No existe evidencia científica de los llamados «chemtrails» y la comunidad científica descarta esta teoría conspirativa desde hace años. Lo que se observa en el cielo son estelas de condensación (contrails, en inglés), que se forman por el paso de un avión cuando se dan determinadas condiciones de temperatura y humedad, producto de la combustión de los motores.

Según explica la ciencia atmosférica, los cristales de hielo de distintos tamaños dentro de una estela descienden a diferentes velocidades, lo que la extiende verticalmente, y la diferencia de vientos entre altitudes hace que se disperse horizontalmente. Cuando el tráfico aéreo es intenso, esas estelas pueden fusionarse y cubrir buena parte del cielo durante horas, lo que explica por qué después de ver «rayas» se termina nublando: no hay causalidad oculta, hay física atmosférica y mucho tráfico aéreo.

Es real, pero no tiene el propósito que le atribuyen los videos virales. La siembra de nubes (cloud seeding) es una técnica de modificación artificial del tiempo que se usa desde mediados del siglo XX —incluyendo, efectivamente, antecedentes militares como los que Estados Unidos reconoció sobre la guerra de Vietnam— pero en su uso civil actual se aplica de forma puntual y localizada, típicamente para intentar inducir precipitaciones en zonas con sequía o para mitigar granizo en regiones agrícolas, no para generar nubosidad continental ni para «tapar el sol» de un país entero. No existe registro ni evidencia de un programa de este tipo aplicado sobre el territorio argentino con ese fin.
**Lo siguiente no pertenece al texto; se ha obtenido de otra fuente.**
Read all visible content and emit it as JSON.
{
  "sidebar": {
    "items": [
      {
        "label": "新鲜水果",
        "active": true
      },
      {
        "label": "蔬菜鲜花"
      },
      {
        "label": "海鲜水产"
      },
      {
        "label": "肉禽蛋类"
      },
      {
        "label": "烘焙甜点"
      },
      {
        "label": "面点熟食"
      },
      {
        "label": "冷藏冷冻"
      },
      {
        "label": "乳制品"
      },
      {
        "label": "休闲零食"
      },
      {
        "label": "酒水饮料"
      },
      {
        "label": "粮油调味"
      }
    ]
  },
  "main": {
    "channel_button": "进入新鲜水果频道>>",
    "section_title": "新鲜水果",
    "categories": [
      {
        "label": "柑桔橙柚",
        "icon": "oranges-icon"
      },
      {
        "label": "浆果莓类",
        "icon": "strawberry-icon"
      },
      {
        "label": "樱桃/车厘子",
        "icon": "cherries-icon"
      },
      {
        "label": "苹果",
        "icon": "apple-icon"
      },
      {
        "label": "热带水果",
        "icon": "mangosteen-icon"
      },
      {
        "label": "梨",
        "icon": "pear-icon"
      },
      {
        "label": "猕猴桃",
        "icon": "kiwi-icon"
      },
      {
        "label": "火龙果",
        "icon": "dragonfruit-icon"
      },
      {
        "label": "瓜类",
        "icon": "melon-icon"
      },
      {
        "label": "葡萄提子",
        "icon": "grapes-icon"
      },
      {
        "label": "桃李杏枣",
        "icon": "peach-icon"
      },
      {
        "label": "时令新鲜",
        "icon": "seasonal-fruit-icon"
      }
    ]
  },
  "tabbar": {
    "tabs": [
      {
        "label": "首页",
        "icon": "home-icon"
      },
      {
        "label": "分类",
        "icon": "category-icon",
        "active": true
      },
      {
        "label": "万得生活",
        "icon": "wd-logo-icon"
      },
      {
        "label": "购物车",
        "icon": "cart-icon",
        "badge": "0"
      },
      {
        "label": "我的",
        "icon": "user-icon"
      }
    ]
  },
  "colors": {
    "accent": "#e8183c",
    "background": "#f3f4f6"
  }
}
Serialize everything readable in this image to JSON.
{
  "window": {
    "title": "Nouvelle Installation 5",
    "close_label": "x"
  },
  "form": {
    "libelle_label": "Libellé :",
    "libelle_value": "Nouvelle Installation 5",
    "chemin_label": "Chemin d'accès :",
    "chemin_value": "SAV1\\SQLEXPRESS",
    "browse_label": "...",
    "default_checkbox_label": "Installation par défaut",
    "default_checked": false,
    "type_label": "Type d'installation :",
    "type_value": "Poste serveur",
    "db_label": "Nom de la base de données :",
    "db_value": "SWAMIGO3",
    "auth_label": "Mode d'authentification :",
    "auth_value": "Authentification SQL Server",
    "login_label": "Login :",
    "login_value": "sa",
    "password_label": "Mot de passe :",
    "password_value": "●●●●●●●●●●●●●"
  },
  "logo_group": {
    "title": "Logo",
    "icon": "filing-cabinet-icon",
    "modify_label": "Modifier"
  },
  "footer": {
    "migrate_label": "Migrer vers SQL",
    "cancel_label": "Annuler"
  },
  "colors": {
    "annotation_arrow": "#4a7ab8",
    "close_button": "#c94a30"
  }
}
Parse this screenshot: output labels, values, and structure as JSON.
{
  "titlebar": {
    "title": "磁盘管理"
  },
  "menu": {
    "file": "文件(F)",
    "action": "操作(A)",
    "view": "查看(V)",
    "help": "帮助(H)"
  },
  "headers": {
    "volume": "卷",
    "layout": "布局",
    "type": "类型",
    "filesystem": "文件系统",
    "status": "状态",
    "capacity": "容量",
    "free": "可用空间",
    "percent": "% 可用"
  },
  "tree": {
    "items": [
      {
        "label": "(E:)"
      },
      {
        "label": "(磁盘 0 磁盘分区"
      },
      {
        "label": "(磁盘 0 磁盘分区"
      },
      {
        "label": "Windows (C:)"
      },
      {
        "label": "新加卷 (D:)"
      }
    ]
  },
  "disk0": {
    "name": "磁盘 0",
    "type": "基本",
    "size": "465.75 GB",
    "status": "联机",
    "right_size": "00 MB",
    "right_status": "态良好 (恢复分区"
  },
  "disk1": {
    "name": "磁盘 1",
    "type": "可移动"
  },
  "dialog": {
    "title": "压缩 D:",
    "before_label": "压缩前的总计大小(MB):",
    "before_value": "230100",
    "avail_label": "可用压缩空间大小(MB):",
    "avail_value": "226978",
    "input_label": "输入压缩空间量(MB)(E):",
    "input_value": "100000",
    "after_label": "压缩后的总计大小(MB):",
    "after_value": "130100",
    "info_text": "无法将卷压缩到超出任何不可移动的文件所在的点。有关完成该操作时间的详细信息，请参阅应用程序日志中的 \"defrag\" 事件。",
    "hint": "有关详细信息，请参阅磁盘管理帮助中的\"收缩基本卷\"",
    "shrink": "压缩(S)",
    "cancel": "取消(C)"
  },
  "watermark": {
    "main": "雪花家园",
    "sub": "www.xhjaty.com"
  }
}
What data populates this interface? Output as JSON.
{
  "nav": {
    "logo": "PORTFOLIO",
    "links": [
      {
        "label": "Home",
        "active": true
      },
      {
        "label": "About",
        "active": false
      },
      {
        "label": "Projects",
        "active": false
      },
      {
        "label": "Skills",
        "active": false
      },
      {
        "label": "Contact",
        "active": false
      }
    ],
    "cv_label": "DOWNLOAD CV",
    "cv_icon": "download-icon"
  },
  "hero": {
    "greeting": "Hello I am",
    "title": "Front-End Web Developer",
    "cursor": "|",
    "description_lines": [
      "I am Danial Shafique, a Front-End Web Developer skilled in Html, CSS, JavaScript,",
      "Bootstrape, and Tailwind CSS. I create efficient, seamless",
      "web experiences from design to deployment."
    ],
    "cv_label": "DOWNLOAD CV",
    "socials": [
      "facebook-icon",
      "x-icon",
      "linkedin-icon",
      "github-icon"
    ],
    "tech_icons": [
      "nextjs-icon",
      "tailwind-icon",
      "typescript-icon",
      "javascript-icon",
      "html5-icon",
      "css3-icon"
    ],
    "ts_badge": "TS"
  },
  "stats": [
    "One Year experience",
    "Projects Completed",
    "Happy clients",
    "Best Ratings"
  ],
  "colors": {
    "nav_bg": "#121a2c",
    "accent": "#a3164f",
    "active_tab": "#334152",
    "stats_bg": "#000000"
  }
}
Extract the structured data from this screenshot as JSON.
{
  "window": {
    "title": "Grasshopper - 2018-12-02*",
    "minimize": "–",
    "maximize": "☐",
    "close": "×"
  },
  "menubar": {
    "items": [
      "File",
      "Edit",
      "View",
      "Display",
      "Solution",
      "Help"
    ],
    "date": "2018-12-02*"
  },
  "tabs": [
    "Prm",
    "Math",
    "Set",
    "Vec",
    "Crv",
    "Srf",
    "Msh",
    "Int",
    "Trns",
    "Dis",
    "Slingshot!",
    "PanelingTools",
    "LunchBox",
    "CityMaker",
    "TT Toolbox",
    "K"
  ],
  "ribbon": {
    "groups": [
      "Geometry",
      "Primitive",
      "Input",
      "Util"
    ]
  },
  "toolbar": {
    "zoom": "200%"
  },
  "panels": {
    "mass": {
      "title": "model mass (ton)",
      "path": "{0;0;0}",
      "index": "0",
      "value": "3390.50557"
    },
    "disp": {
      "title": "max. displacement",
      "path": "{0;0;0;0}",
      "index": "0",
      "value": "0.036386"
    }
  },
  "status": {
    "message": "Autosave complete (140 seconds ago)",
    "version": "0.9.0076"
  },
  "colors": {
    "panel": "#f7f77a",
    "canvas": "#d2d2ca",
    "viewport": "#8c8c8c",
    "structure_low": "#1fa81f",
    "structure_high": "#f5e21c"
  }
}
Distinto es el caso del Servicio Meteorológico Nacional (SMN), que atraviesa una reestructuración profunda y verificable. El Gobierno nacional avanzó este año con el Decreto 274/2026, que modificó el esquema de financiamiento del organismo y habilitó que el servicio meteorológico para la navegación aérea pueda prestarse a través de terceros. La medida busca un ahorro estimado en más de 3.500 millones de pesos anuales, producto de la reducción de contratos y la reorganización operativa, que el Gobierno plantea reinvertir en estaciones meteorológicas automáticas.

El proceso generó fuerte rechazo gremial y científico: 140 personas fueron desvinculadas del organismo en abril, la mayoría con contratos temporarios, y la reducción de personal provocó que más de la mitad de las estaciones meteorológicas del país dejaran de realizar observaciones nocturnas. El Centro Argentino de Meteorólogos calificó la situación como una amenaza a la seguridad nacional y pública por el desmantelamiento de capacidades técnicas críticas.

Este conflicto —real, documentado y con consecuencias concretas sobre la calidad de los pronósticos— es un tema completamente distinto al de los «chemtrails«. No hay ningún elemento que vincule la reestructuración presupuestaria del SMN con un supuesto plan para «aislar a la población del sol»; se trata de dos cuestiones que las redes sociales combinan sin base para reforzar la narrativa conspirativa.